While the siren song of the New York Times crowd is nearly impossible for many Christians to resist, it would still be regrettable were we to perpetuate, as I did, this dismissive attitude. Chew-outs from the Left are largely based on Pinchbeck's taking the supernatural seriously. How could any Christian follow suit? Consider this passage, where he relates his disillusionment with Manhattan materialism:
"No scientist, as of yet, had figured out how consciousness emerged in the brain - but we were assured that it was only a matter of time before that last detail was ironed out and our three-pound jelly of gray matter yielded up its ultimate secret. Our best minds were working on it around the clock. We could rest assured, as well, that there was no life after death, no continuity of soul or flight of spirit. All that was superstition. What was not superstition was what was factual, quantifiable, tactile; whether nuclear bomb, body count, or skyscraper. Oblivion was not superstition. It awaited us after the music of our allotted time ended and we sucked our last breath."
To take Pinchbeck seriously is not to suggest every New Age manifesto need be scrupulously refuted, for 2012 is no refried Celestine Prophecy. There is some supernatural disillusion as well. Pinchbeck is as critical of the New Age as he is of traditional Christianity. A few examples: After growing skeptical of his relationship with a New Age healer called - you guessed it - "The Mother," Pinchbeck breaks the umbilical chord.
"I disliked the New Age obsession with healing. Healers... start with the notion that there is a sickness, there is a patient, there would be a long drawn-out process of recovery that might not ever quite end in a cure. It seemed to me that healers took control of the narratives of their patients in this way, stripping them of agency, feeding their egocentrism and fantasies of victimization."
The claim of another New Age priestess to be "receiving transmission from an Arcturian mothership located somewhere around the Big Dipper" was, Pinchbeck admits, "too much even for me."
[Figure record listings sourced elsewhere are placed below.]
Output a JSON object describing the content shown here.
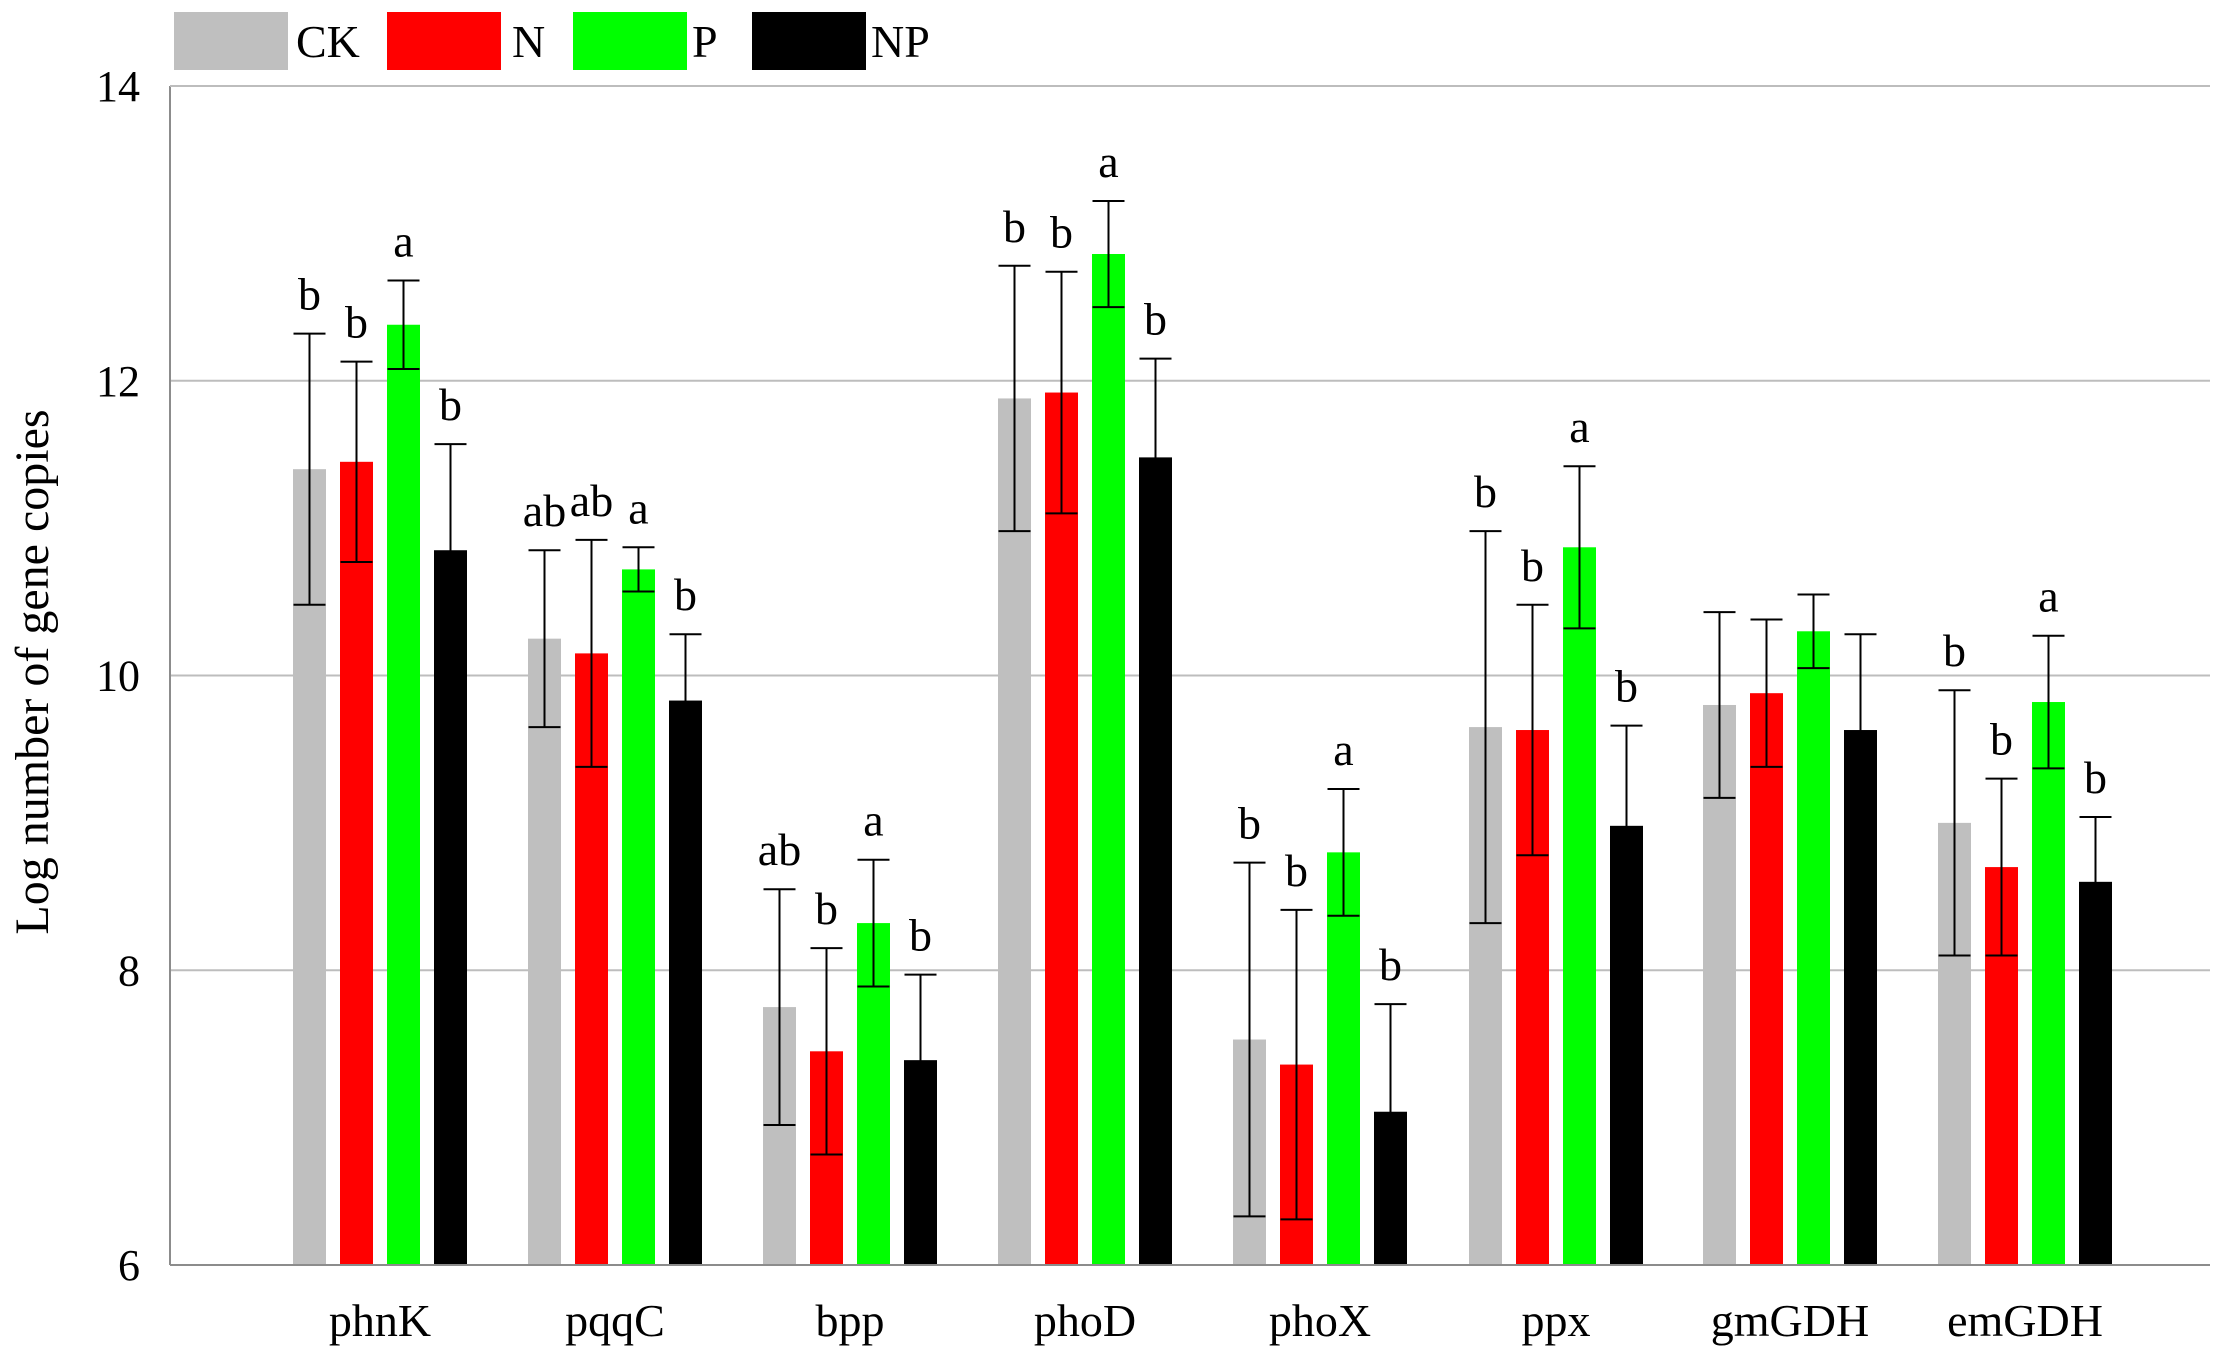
{
  "chart_data": {
    "type": "bar",
    "title": "",
    "xlabel": "",
    "ylabel": "Log number of gene copies",
    "ylim": [
      6,
      14
    ],
    "yticks": [
      6,
      8,
      10,
      12,
      14
    ],
    "grid": "horizontal",
    "legend_position": "top-left",
    "categories": [
      "phnK",
      "pqqC",
      "bpp",
      "phoD",
      "phoX",
      "ppx",
      "gmGDH",
      "emGDH"
    ],
    "series": [
      {
        "name": "CK",
        "color": "#bfbfbf",
        "values": [
          11.4,
          10.25,
          7.75,
          11.88,
          7.53,
          9.65,
          9.8,
          9.0
        ],
        "error": [
          0.92,
          0.6,
          0.8,
          0.9,
          1.2,
          1.33,
          0.63,
          0.9
        ],
        "letters": [
          "b",
          "ab",
          "ab",
          "b",
          "b",
          "b",
          "",
          "b"
        ]
      },
      {
        "name": "N",
        "color": "#ff0000",
        "values": [
          11.45,
          10.15,
          7.45,
          11.92,
          7.36,
          9.63,
          9.88,
          8.7
        ],
        "error": [
          0.68,
          0.77,
          0.7,
          0.82,
          1.05,
          0.85,
          0.5,
          0.6
        ],
        "letters": [
          "b",
          "ab",
          "b",
          "b",
          "b",
          "b",
          "",
          "b"
        ]
      },
      {
        "name": "P",
        "color": "#00ff00",
        "values": [
          12.38,
          10.72,
          8.32,
          12.86,
          8.8,
          10.87,
          10.3,
          9.82
        ],
        "error": [
          0.3,
          0.15,
          0.43,
          0.36,
          0.43,
          0.55,
          0.25,
          0.45
        ],
        "letters": [
          "a",
          "a",
          "a",
          "a",
          "a",
          "a",
          "",
          "a"
        ]
      },
      {
        "name": "NP",
        "color": "#000000",
        "values": [
          10.85,
          9.83,
          7.39,
          11.48,
          7.04,
          8.98,
          9.63,
          8.6
        ],
        "error": [
          0.72,
          0.45,
          0.58,
          0.67,
          0.73,
          0.68,
          0.65,
          0.44
        ],
        "letters": [
          "b",
          "b",
          "b",
          "b",
          "b",
          "b",
          "",
          "b"
        ]
      }
    ]
  }
}
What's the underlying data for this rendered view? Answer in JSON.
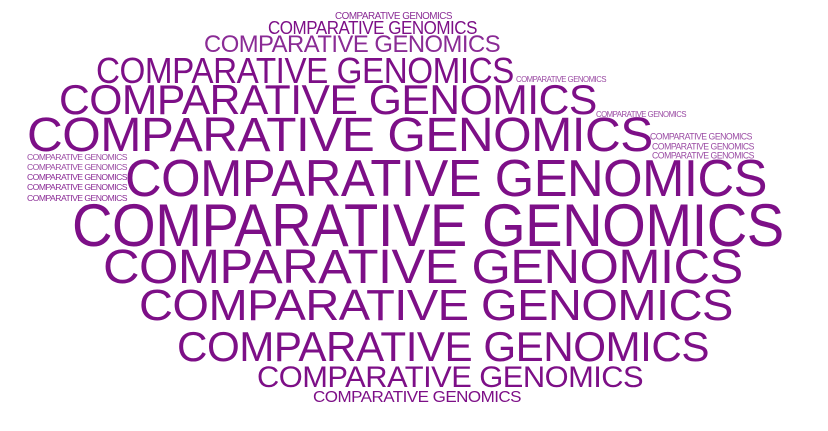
{
  "word_cloud": {
    "colors": {
      "primary": "#7d0f87",
      "secondary": "#9a4aa3",
      "tertiary": "#8a2b95"
    },
    "words": [
      {
        "text": "COMPARATIVE GENOMICS",
        "tone": "tertiary"
      },
      {
        "text": "COMPARATIVE GENOMICS",
        "tone": "secondary"
      },
      {
        "text": "COMPARATIVE GENOMICS",
        "tone": "secondary"
      },
      {
        "text": "COMPARATIVE GENOMICS",
        "tone": "secondary"
      },
      {
        "text": "COMPARATIVE GENOMICS",
        "tone": "secondary"
      },
      {
        "text": "COMPARATIVE GENOMICS",
        "tone": "secondary"
      },
      {
        "text": "COMPARATIVE GENOMICS",
        "tone": "secondary"
      },
      {
        "text": "COMPARATIVE GENOMICS",
        "tone": "secondary"
      },
      {
        "text": "COMPARATIVE GENOMICS",
        "tone": "tertiary"
      },
      {
        "text": "COMPARATIVE GENOMICS",
        "tone": "tertiary"
      },
      {
        "text": "COMPARATIVE GENOMICS",
        "tone": "tertiary"
      },
      {
        "text": "COMPARATIVE GENOMICS",
        "tone": "primary"
      },
      {
        "text": "COMPARATIVE GENOMICS",
        "tone": "tertiary"
      },
      {
        "text": "COMPARATIVE GENOMICS",
        "tone": "primary"
      },
      {
        "text": "COMPARATIVE GENOMICS",
        "tone": "primary"
      },
      {
        "text": "COMPARATIVE GENOMICS",
        "tone": "primary"
      },
      {
        "text": "COMPARATIVE GENOMICS",
        "tone": "primary"
      },
      {
        "text": "COMPARATIVE GENOMICS",
        "tone": "primary"
      },
      {
        "text": "COMPARATIVE GENOMICS",
        "tone": "primary"
      },
      {
        "text": "COMPARATIVE GENOMICS",
        "tone": "primary"
      },
      {
        "text": "COMPARATIVE GENOMICS",
        "tone": "primary"
      },
      {
        "text": "COMPARATIVE GENOMICS",
        "tone": "primary"
      },
      {
        "text": "COMPARATIVE GENOMICS",
        "tone": "primary"
      },
      {
        "text": "COMPARATIVE GENOMICS",
        "tone": "tertiary"
      }
    ]
  }
}
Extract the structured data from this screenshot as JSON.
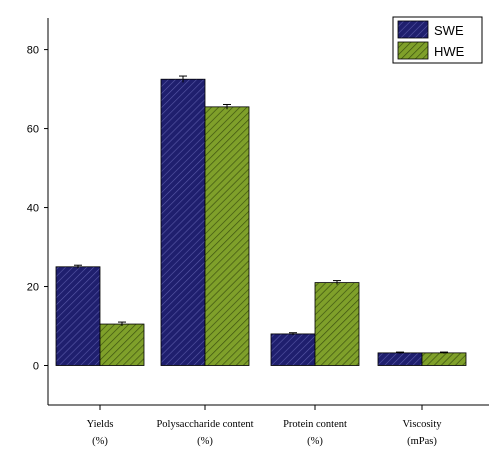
{
  "chart_data": {
    "type": "bar",
    "categories": [
      {
        "line1": "Yields",
        "line2": "(%)"
      },
      {
        "line1": "Polysaccharide content",
        "line2": "(%)"
      },
      {
        "line1": "Protein content",
        "line2": "(%)"
      },
      {
        "line1": "Viscosity",
        "line2": "(mPas)"
      }
    ],
    "series": [
      {
        "name": "SWE",
        "color": "#1f1f6e",
        "values": [
          25,
          72.5,
          8,
          3.2
        ],
        "errors": [
          0.4,
          0.8,
          0.3,
          0.2
        ]
      },
      {
        "name": "HWE",
        "color": "#6b8c1f",
        "values": [
          10.5,
          65.5,
          21,
          3.2
        ],
        "errors": [
          0.5,
          0.6,
          0.5,
          0.2
        ]
      }
    ],
    "yticks": [
      0,
      20,
      40,
      60,
      80
    ],
    "ylim": [
      -10,
      88
    ],
    "grid": false,
    "legend_position": "top-right",
    "title": "",
    "xlabel": "",
    "ylabel": ""
  }
}
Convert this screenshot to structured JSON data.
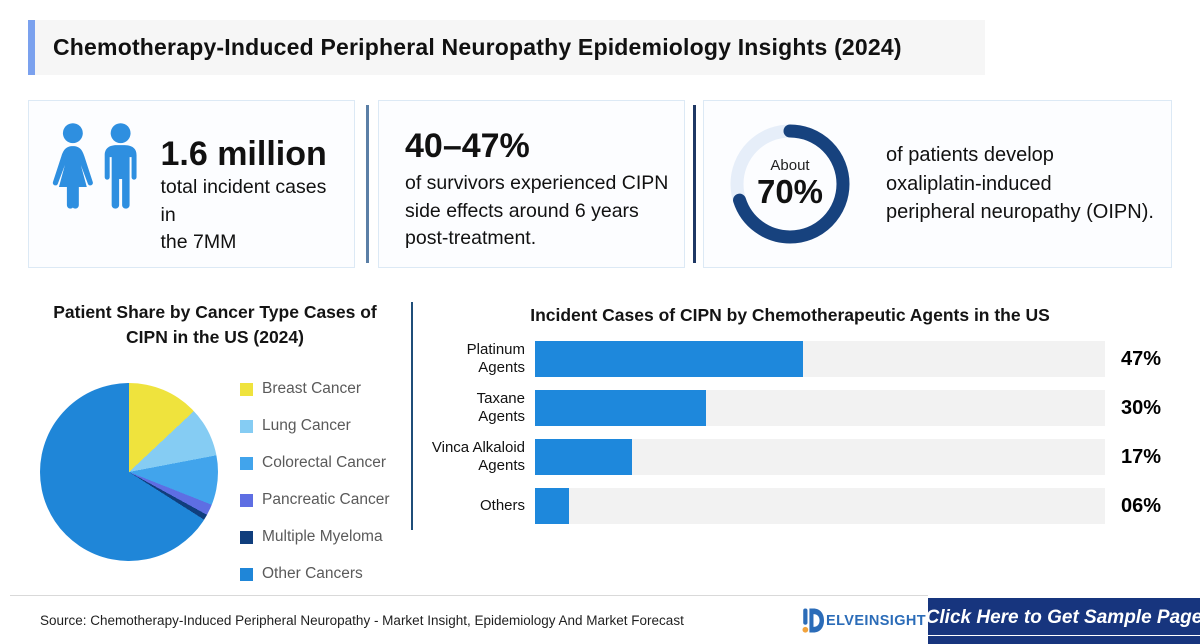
{
  "header": {
    "title": "Chemotherapy-Induced Peripheral Neuropathy Epidemiology Insights (2024)"
  },
  "stats": {
    "card1": {
      "icon": "male-female-icon",
      "value": "1.6 million",
      "label": "total incident cases in\nthe 7MM"
    },
    "card2": {
      "value": "40–47%",
      "label": "of survivors experienced CIPN\nside effects around 6 years\npost-treatment."
    },
    "card3": {
      "qualifier": "About",
      "value": "70%",
      "percent": 70,
      "label": "of patients develop\noxaliplatin-induced\nperipheral neuropathy (OIPN).",
      "ring_dark_color": "#17427E",
      "ring_light_color": "#E6EEF9"
    }
  },
  "chart_data": [
    {
      "type": "pie",
      "title": "Patient Share by Cancer Type Cases of\nCIPN in the US (2024)",
      "categories": [
        "Breast Cancer",
        "Lung Cancer",
        "Colorectal Cancer",
        "Pancreatic Cancer",
        "Multiple Myeloma",
        "Other Cancers"
      ],
      "values": [
        13,
        9,
        9,
        2,
        1,
        66
      ],
      "unit": "percent-share-estimated-from-slice-angles",
      "colors": [
        "#EFE33D",
        "#85CCF3",
        "#41A4EC",
        "#5E6EE3",
        "#103E7D",
        "#1F86D8"
      ],
      "legend_position": "right",
      "start_angle_deg": 0,
      "direction": "clockwise"
    },
    {
      "type": "bar",
      "title": "Incident Cases of CIPN by Chemotherapeutic Agents in the US",
      "orientation": "horizontal",
      "categories": [
        "Platinum\nAgents",
        "Taxane\nAgents",
        "Vinca Alkaloid\nAgents",
        "Others"
      ],
      "values": [
        47,
        30,
        17,
        6
      ],
      "value_labels": [
        "47%",
        "30%",
        "17%",
        "06%"
      ],
      "xlim": [
        0,
        100
      ],
      "bar_color": "#1E88DC",
      "track_color": "#F2F2F2",
      "grid": false,
      "legend": false
    }
  ],
  "footer": {
    "source": "Source: Chemotherapy-Induced Peripheral Neuropathy - Market Insight, Epidemiology And Market Forecast",
    "logo_d": "D",
    "logo_rest": "ELVEINSIGHT",
    "cta_label": "Click Here to Get Sample Page"
  },
  "colors": {
    "header_accent": "#7BA1EE",
    "header_bg": "#F6F6F6",
    "card_bg": "#FCFDFF",
    "card_border": "#DCE9F5",
    "divider_steel": "#5B7FA6",
    "divider_navy": "#1F3864",
    "mid_divider": "#1F4E79",
    "people_icon_blue": "#2E8FE0",
    "cta_bg": "#17357E",
    "logo_blue": "#2B6CB8",
    "logo_orange": "#F2A33C",
    "legend_text": "#5A5A5A"
  }
}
And then there's by far my favorite passage, where the Burning Man bridges get burned.
"The avowed spirituality of West Coast hipsters, which appeared so glamorous and enticing to me at first, increasingly seemed a shallow lifestyle choice - a new form of congratulatory consumerism, a better way to get laid. Dressing in fake Day-Glo furs and dancing at all-night trance parties was not impressive as a spiritual discipline."
In short, 2012 is largely a book about disillusionment with materialism and spiritualism. What the book leaves us with is a bizarre collage of theories with which Pinchbeck is not yet disillusioned (Jungian psychology, interpretation of quantum theory by non-scientists, the Frankfurt School, Nietzchean desperation, anthroposophy, crop circles, Mayan mythology, alien abductions, Amazonian shamanism, and a pinpointed apocalypse).

If his book tells us anything, it is that Daniel Pinchbeck is on a schedule of disenchantment. This is not an insult, but a compliment. There are many things worth giving up on, and Daniel has a track record of seeing through them. Pinchbeck himself admits that his efforts in 2012 are "perhaps tragically misguided." I'd say he's on schedule for fresh disappointment around the time when he tells us the world will end, December 21st, 2012. Then, and well before, one disillusion-proof deity - who like the plumed serpent Quetzalcoatl claims to unite heaven and earth - awaits.


Update:
Incidentally, It would be small-minded of me to exclude the possibility that in finding Christ, Pinchbeck would be fulfilling any and all good he has found in Quetzalcoatl. According to this book on the Virgin of Gaudalupe, the flowers on Mary's mantle
"can be identified with a Nahuatl glyph or symbol for Venus, the Morning and Evening Star. Venus as Morning Star was associated with the god and culture-hero Quetzalcoatl, who after his self-immolation was taken up into heaven as the Morning Star. Quetzalcoatl's teachings were so beneficent and his mythic role so life-giving, that he can be understood as one of the 'seeds' of the Gospel which God has planted in all cultures."
To Christ through Mary? It wouldn't be the first time.